His likely return comes when much of the region has reverted to conservative governments after periods of leftist rule.


Chile is set to be the latest domino to fall after electoral successes by Mauricio Macri in Argentina, Pedro Pablo Kuczynski in Peru and Brazil’s elevation of Michel Temer to replace impeached leftist Dilma Rousseff.


The election has failed to animate the electorate, though, partly as a result of a recent electoral law banning campaign adverts in the streets, and drastically limiting campaign spending, which has dampened voter enthusiasm.


“This election leaves me cold if I compare it to other times. There is little atmosphere, people are preoccupied with other things and so we did not see the same effervescence that we normally see in an election,” retired professor Marcos Davila said as he broke off from reading his newspaper on a Santiago street.


Experts predict that Sunday’s turnout could be as low as 40 per cent, making it one of the lowest on record.


“Turnout will be key for the electoral outcome, with Pinera potentially winning the election outright if turnout is very low given that his base of support is more likely to vote,” said Eurasia’s Puig.


“By the same token, higher than expected turnout from young leftist voters could make the second round much more competitive than recent polls show.”

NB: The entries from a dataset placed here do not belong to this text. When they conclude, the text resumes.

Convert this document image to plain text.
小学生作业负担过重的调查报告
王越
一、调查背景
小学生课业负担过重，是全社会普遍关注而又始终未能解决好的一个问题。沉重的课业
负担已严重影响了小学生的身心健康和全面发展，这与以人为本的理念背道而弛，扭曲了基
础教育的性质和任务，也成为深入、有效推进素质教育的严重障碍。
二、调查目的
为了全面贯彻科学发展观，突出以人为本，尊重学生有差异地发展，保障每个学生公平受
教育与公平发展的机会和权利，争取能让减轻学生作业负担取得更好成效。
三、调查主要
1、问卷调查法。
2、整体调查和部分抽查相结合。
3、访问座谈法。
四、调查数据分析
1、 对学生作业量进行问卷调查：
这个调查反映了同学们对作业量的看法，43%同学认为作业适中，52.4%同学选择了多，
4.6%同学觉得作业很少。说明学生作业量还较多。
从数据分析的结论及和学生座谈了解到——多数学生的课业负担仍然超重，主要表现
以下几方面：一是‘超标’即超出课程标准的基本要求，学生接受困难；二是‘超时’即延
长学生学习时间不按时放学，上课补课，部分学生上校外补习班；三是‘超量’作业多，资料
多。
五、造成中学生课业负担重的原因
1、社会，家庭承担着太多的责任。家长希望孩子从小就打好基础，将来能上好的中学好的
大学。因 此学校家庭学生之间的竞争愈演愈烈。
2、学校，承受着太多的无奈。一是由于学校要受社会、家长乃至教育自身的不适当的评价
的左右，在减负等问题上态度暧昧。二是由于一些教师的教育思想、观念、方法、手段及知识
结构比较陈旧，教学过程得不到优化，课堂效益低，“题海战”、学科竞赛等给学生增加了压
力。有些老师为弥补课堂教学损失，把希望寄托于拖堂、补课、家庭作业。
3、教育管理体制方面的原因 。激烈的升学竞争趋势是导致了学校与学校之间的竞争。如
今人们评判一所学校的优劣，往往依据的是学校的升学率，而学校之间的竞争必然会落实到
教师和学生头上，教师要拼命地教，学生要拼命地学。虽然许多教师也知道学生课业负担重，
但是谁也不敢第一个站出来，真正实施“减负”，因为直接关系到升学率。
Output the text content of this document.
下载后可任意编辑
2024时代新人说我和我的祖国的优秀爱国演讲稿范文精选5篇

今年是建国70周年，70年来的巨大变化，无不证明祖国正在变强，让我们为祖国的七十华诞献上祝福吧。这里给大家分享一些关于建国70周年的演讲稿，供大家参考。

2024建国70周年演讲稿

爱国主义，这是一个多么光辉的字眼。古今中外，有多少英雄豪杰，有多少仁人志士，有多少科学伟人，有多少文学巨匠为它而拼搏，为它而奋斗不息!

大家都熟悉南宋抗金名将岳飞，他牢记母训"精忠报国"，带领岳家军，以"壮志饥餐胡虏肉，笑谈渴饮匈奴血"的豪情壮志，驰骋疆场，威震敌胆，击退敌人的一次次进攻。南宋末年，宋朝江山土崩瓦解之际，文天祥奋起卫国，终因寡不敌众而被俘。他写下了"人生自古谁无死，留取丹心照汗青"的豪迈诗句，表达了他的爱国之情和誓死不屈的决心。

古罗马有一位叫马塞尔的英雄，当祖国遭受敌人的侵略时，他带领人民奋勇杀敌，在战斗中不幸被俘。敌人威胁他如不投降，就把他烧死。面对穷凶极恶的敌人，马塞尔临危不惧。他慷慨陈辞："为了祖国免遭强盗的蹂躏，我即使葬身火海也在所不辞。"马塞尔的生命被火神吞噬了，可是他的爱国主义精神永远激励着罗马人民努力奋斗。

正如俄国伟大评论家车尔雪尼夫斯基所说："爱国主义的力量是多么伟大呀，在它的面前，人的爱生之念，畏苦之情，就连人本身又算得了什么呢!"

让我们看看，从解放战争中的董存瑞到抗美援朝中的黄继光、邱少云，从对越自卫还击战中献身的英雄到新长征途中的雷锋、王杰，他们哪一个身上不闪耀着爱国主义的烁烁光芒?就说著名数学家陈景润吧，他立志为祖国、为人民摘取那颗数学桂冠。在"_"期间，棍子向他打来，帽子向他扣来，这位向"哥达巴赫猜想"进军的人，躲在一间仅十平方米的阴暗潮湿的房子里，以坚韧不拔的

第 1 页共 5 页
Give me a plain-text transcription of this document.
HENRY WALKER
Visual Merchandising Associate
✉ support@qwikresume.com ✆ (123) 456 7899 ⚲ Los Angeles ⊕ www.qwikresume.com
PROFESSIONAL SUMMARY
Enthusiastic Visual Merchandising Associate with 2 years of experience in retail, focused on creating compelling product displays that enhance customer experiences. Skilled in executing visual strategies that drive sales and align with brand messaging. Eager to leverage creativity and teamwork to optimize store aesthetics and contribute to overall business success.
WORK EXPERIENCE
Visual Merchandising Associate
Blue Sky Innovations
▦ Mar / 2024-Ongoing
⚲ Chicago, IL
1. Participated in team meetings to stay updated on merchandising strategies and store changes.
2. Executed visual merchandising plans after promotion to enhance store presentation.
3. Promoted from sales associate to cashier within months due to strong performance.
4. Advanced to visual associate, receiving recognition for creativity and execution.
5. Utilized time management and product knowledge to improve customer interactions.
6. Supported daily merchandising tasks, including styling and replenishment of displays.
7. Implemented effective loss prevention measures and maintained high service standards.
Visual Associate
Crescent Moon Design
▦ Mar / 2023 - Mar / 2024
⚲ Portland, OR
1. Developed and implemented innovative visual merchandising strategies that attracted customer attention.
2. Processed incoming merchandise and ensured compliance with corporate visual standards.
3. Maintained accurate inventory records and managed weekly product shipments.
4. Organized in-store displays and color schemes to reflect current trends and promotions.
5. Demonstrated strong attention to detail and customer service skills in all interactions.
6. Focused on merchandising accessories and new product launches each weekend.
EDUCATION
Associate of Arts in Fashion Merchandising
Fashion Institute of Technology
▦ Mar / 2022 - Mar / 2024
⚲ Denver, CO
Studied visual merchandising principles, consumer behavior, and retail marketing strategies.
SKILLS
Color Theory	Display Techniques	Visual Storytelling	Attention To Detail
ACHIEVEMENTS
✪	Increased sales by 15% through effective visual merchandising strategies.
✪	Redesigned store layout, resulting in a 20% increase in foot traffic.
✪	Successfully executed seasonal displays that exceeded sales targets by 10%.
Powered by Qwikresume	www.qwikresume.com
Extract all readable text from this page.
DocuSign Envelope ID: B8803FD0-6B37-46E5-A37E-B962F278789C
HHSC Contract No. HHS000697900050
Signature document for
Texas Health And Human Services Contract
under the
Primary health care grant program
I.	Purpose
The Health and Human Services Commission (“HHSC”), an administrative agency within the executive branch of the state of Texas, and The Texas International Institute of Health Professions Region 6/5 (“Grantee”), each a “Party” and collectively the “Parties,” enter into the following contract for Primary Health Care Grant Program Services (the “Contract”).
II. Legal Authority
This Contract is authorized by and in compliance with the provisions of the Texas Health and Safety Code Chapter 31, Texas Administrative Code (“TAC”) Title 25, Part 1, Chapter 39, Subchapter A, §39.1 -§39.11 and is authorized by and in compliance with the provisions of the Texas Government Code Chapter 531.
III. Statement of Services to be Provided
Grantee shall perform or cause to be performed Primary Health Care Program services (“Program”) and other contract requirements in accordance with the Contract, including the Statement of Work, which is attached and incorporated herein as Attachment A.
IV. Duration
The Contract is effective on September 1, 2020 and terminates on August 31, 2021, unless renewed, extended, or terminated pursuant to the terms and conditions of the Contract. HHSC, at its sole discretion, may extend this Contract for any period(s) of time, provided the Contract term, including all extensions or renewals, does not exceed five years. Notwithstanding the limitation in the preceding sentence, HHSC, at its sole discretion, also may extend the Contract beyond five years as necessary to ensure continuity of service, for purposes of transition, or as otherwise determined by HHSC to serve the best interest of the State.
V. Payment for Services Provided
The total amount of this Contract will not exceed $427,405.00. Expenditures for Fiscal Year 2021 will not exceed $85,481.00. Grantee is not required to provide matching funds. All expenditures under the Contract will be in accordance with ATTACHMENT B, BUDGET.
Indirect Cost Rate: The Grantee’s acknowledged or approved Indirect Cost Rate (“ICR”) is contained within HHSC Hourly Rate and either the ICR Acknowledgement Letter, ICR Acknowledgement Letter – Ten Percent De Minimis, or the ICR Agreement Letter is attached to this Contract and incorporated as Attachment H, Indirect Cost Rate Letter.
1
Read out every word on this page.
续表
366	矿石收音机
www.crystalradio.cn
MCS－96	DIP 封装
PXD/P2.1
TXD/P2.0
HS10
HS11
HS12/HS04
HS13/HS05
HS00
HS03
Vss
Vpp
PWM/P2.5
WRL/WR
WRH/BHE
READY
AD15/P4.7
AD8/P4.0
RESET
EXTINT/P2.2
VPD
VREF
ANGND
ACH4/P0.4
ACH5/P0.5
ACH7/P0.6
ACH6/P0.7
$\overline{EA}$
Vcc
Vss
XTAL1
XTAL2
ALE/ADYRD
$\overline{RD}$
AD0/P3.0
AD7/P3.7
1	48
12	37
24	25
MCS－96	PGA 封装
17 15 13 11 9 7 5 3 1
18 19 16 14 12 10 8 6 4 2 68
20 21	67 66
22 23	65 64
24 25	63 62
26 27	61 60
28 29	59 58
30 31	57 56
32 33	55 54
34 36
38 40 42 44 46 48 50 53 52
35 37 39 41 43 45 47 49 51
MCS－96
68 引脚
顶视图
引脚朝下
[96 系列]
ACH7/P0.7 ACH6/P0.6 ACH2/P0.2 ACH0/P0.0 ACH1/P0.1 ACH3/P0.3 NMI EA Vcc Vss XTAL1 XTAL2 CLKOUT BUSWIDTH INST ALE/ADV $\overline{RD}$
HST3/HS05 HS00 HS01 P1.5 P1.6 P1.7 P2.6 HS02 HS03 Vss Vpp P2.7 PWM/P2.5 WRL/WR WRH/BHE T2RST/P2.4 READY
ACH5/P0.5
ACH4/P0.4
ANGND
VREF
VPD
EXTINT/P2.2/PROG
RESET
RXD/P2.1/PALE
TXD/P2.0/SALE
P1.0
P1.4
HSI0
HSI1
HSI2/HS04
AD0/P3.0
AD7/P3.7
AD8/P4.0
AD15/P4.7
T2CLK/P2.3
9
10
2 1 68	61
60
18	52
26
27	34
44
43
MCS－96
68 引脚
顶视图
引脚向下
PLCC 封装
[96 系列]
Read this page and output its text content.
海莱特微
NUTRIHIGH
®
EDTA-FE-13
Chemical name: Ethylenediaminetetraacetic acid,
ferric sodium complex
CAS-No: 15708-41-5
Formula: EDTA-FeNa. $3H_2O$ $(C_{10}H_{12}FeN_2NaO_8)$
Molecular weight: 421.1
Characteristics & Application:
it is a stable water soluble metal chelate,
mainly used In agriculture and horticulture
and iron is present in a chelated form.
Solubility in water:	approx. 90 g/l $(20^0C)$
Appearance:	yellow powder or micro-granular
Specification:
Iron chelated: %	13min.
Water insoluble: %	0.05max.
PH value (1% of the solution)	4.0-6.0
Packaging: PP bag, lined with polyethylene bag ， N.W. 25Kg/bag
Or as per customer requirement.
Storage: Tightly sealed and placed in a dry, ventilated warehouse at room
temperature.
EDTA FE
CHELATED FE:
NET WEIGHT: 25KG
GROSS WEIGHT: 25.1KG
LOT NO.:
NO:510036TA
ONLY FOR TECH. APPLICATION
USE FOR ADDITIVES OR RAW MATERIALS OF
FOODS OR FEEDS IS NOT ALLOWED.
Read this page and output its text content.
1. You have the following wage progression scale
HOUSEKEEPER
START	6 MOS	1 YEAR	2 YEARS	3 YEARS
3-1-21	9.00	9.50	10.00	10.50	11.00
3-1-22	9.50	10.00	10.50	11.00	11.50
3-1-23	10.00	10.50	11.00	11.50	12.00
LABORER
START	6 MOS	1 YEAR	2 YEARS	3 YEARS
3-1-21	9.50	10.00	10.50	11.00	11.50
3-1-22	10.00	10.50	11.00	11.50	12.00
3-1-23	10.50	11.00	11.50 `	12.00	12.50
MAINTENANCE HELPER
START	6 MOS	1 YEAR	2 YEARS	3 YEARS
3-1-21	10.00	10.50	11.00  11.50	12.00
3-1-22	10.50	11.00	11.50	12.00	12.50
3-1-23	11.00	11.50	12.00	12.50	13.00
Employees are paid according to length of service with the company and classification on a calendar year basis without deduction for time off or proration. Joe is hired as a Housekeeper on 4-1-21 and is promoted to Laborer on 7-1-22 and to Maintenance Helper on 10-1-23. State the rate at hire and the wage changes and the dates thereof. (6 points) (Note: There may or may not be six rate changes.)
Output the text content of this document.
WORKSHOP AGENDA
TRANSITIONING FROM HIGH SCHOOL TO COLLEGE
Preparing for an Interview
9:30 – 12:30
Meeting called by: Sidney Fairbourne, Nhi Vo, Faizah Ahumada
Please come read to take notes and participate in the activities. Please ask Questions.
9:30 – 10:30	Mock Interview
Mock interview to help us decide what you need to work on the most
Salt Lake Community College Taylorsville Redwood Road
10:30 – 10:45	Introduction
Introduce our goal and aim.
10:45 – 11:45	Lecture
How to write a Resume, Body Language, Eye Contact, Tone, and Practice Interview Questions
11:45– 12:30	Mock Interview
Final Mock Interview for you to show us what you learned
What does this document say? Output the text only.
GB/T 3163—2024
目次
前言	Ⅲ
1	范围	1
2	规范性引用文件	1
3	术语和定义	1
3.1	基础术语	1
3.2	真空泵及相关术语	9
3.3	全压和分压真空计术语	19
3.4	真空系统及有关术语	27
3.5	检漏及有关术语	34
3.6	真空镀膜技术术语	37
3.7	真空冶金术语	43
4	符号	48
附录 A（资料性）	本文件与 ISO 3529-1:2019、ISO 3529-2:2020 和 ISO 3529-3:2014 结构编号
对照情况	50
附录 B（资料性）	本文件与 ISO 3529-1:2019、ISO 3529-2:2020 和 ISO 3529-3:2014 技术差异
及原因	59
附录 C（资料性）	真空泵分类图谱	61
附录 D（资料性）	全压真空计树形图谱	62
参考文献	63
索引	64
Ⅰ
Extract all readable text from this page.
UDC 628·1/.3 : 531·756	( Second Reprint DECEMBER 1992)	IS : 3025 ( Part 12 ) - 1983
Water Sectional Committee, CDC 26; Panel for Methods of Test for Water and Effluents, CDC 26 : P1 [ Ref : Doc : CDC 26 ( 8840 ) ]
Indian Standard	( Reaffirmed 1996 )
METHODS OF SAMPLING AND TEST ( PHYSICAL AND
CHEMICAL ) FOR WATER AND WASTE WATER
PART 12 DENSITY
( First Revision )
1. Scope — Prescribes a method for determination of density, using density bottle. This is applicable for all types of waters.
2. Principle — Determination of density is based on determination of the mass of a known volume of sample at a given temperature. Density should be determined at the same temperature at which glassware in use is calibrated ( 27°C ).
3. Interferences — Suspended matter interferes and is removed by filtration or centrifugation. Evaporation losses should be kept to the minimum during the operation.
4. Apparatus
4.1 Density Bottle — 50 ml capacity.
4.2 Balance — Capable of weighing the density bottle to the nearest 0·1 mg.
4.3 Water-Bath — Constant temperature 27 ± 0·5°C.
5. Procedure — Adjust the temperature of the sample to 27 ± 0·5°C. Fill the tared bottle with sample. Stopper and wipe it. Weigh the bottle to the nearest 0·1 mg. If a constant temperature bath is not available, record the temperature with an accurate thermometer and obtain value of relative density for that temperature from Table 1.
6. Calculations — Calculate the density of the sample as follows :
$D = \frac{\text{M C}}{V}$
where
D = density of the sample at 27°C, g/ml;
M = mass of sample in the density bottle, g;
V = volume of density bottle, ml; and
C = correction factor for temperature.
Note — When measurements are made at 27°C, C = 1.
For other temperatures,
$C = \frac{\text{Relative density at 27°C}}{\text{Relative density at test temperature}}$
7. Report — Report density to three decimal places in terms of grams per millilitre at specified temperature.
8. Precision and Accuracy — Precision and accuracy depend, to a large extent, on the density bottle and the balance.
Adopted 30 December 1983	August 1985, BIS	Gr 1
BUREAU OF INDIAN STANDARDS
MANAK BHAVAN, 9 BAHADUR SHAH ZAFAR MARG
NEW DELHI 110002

In tandem with the presidential poll, the electorate of 14.3 million will vote in legislative elections, with half of the senate and the full lower house of congress being renewed.


However, analysts said it was unlikely Pinera’s centre-right coalition Chile Vamos (Chile Let’s Go) will win a majority.


That would mean he would have to negotiate with other parties to advance his business-friendly legislative programme, making it less likely his election would lead to a total U-turn from the Bachelet administration.